Posted on in Business Advice, Healthcare Please leave a comment

New Picture (1)The recent Healthcare Finance News article 10 ways to boost patient satisfaction, offers a list of Customer Service Standards that – when adhered to – “should do the trick” to grow patient satisfaction at your organization. The author notes that there are actually at least 30 ways to grow patient satisfaction. While the Standards noted in the article are generally good tactics for an individual employee to use in interacting with an individual patient, one could get the feeling that having satisfied patients is all about implementing a checklist.

It’s not.

Instead of 30, there are hundreds of ways to improve patient satisfaction. Keep in mind that patients form their opinion of their experience based on 3 key factors: The Attitudes/skills/knowledge of the employees, the Processes that they experience as a patient, and the Service itself. With Attitude/Process/Service as the backdrop, there are many ways where employees can convey a positive and caring attitude, exhibit a technical, customer service, or communications skill, and covey knowledge (of the patient, of processes/procedures/policies, and of services). There are hundreds of processes that a patient may experience – from registration to pre-op testing, from having x-rays to paying for services, from calling in to the facility to placing your meal order. And the services – the x-ray itself, the food, the surgery, the anesthesia care, the medicines provided – one inpatient stay alone has many services provided. And I haven’t even addressed the look, feel, and cleanliness of the facility itself.

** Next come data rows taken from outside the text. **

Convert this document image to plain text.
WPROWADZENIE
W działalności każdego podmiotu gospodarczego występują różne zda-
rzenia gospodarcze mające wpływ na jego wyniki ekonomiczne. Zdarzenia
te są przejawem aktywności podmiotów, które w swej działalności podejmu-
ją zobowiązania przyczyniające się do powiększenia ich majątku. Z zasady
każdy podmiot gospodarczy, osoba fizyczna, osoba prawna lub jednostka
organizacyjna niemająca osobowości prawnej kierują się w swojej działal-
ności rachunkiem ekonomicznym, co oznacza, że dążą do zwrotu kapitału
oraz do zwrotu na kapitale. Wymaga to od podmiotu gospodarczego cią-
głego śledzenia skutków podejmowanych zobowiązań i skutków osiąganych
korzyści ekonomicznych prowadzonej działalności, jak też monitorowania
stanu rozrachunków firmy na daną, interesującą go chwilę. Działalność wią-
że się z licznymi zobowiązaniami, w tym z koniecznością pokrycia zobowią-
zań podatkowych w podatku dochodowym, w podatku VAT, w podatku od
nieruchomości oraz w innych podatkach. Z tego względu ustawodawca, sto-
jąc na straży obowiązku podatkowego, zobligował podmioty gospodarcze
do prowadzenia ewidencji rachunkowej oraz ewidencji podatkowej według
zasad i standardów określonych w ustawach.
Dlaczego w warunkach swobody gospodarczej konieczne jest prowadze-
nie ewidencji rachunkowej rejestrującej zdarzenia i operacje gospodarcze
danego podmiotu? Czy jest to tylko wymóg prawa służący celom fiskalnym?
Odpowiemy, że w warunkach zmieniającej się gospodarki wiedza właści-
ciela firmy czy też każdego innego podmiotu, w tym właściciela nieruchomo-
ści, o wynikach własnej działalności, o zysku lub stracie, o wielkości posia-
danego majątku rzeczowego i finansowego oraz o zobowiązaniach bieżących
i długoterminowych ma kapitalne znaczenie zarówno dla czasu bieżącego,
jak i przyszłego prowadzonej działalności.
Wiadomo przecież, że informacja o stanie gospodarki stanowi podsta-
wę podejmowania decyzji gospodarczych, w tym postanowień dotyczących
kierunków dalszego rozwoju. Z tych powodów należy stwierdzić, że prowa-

To improve patient satisfaction for the long-term, you have to think strategically. What is the patient’s definition of a great experience? How can the organization provide that experience? What culture would foster a sense of responsiveness, caring, efficiency – where healthy internal relationships enable a great patient experience? How can processes become more simple and self-evident, efficient and yet customer-friendly? How can services be made more consistent, higher quality, and more seamlessly delivered?

To create and sustain high patient satisfaction, create strategies to transform your culture, to design and deliver a great patient experience, and to continually involve the Voice of the Patient in the design process and your continuous improvement initiatives.

Go beyond list-making to deliver a great patient experience.